Volvieron. Los más compasivos amañaron unas parihuelas para trasladar algunos enfermos. Los llevaron a un rincón más tranquilo, junto a la orilla del lago, donde encontraron cobijo bajo el techo de un barracón abandonado por los españoles. Aquellos que aún podían arrastrarse, los seguían con un pedazo de torta de maíz en sus temblorosas manos. Salieron de la ciudad. De sus labios no salía ni una sola palabra; no animaba aquel momento ninguna alegría; a pesar de que todo se había consumado, como dice la Escritura: "Todos los trabajos habían llegado a su fin… Alegraos con los que se alegran… No os volváis, pues, por el borde destruido y cegado de los canales, se arrastra hecho carne el horror." Al día siguiente debían venir los enterradores. Con las catas tapadas debían ejecutar su trabajo y destruir por el fuego los cuerpos de aquellos que ya no podían servir más para la gloria del imperio de los españoles.

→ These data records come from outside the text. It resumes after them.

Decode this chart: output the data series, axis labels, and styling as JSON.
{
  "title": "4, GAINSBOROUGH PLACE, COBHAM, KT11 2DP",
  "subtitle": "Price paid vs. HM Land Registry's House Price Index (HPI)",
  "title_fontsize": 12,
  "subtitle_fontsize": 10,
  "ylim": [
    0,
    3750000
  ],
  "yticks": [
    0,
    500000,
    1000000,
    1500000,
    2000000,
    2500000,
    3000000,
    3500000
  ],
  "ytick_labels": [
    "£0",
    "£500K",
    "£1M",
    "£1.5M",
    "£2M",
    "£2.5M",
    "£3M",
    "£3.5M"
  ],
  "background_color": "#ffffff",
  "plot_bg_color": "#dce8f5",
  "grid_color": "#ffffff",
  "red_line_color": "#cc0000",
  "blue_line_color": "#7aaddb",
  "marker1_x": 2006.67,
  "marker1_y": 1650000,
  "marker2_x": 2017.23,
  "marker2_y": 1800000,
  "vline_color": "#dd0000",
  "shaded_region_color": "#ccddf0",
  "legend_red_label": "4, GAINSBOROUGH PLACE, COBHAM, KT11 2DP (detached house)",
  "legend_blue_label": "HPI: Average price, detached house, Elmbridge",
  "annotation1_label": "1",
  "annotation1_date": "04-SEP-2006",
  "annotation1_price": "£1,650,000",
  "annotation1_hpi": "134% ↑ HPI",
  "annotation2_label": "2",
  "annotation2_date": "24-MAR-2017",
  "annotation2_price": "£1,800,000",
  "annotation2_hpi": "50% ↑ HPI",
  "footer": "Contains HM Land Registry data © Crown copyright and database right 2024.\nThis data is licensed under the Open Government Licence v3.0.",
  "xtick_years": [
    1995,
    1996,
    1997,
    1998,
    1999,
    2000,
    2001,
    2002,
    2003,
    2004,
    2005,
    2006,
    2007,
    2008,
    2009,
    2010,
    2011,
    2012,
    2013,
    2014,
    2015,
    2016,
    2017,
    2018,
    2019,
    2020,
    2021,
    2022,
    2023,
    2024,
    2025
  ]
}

Regresaron a Cojohuacan silenciosos y tristes. Las tropas fueron retiradas; nadie podía en manera alguna penetrar en la ciudad de Méjico. Los habitantes debían abandonar la ciudad. Adrede quedaron sin vigilancia los diques que quedaban. A los aliados se les prepararon los cuarteles lejos de la ciudad. Los españoles, con excitación febril, comenzaron a preparar el festín de la victoria. Fue traído todo lo que pudieron procurarse: grandes vasijas de pulque; vino español refrescado en cántaros de piedra; cerveza de miel y vino de palma, mientras en los asadores se tostaban los cerdos, los pavos y los gansos. Todos iban y venían atareados y con la alegría precursora de la fiesta. Entre los soldados, había mujeres indias que habían venido desde Tezcuco atraídas por el encanto de la fiesta y de los bailes. Eran muchachas a las que la alegría les llegó hasta los huesos después de aquellos tres terribles meses. Ahora, para los soldados, se habían acabado de pronto aquellos noventa días de servicio continuo, heridas sobre heridas, hambre y sed. Quedaban solamente algunos puestos de vigilancia; solamente, junto a los cañones, seguían sus sirvientes con la mecha encendida. Otros estaban enfermos por la fiebre. Cortés llegó con su séquito.
—Todo eso lo ha ordenado Alvarado.
Eso dijo, confuso y tímido, el soldado que había abierto el almacén de víveres. Cortés se pasó las manos por sus ojos cansados y enrojecidos. Hacía muchos días que apenas había dormido; la excitación, la lucha y la fiebre le consumían. Sus heridas se habían abierto y cada uno de sus miembros clamaba por una noche completa de descanso tranquilo de sueño profundo. Ahora se encontraba con que debía celebrar un banquete con sus brindis, sus bromas, alegrías y otra vez de gala. Debía arreglarse la cabeza, hacerse recortar la barba y contemplar las danzas de sus veteranos.